Sunday, January 06, 2008

it's not like anything important's on the line, right?

Wow. Michael Scherer at Time's fetid swamp blog actually did it: he perfectly described the Washington press' (including his own) perspective on presidential elections. Unwittingly, of course. The correct term, my friends, is sophomoric, in all of its definitions. You should read the whole thing, but it can be boiled down to this graph:
So here is the situation that Republicans in New Hampshire face on Tuesday: Do we elect the jock or the overachiever? Do we go with cool and confident, or cautious and competent?

The "jock," of course, is John McCain, and the "overachiever" Mitt Romney, and that is "the thing you need to know": which flawed high school stereotype they would fit into best.
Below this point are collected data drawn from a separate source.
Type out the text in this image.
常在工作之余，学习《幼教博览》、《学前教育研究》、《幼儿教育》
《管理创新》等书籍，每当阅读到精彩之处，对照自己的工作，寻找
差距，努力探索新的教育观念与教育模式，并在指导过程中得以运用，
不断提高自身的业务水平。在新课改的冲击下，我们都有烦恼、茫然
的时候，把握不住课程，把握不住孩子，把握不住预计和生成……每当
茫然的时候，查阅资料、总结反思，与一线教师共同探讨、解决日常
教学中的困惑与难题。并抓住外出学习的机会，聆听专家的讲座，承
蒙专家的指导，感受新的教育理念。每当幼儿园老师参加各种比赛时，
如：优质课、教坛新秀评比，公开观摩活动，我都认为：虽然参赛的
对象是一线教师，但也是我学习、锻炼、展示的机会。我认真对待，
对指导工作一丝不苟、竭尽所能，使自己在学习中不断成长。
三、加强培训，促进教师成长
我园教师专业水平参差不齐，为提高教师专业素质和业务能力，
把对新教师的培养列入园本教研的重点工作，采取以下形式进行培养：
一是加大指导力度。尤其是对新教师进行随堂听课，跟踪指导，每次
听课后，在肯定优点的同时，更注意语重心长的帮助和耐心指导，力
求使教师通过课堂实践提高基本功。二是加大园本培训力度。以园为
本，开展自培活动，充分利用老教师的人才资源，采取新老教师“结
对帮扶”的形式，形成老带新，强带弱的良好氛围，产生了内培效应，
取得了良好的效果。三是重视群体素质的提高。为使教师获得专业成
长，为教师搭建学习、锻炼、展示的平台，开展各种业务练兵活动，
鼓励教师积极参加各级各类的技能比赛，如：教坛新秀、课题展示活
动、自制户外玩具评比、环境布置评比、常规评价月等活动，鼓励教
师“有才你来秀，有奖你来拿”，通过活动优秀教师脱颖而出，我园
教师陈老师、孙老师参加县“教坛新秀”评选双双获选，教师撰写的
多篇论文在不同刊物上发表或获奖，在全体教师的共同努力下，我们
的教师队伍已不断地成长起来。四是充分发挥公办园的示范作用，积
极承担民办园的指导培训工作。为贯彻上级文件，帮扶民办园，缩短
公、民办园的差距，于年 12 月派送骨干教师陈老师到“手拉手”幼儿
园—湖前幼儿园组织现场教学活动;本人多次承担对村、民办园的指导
Not such droll minutiae as which candidates want to keep our soldiers in Iraq until the next century, or which one thinks we should spend countless billions of dollars deporting the millions of people who had the audacity to seek out the American Dream before sitting through all 4 CDs of the Living Languages English series, or which one thinks we should bet our Social Security checks on the stock market.

To Michael Scherer, TIME Magazine, and much of our press, policy is boring and political philosophy is irrelevant and you're probably too stupid to understand it anyway and Lord knows it would suck for them to have to sit you down and explain it to you! They'll make sure to use small words and simple, easy-to-understand metaphors that you can understand.

So remember: John McCain is cool, we all like him, he's the big strong quarterback that's a smooth talker and scores the hot chicks. Mitt Romney is a nerd. Like "Honors Calculus" nerd. Loves homework and academic decathlon and plays french horn in band. Now who do you want to vote for?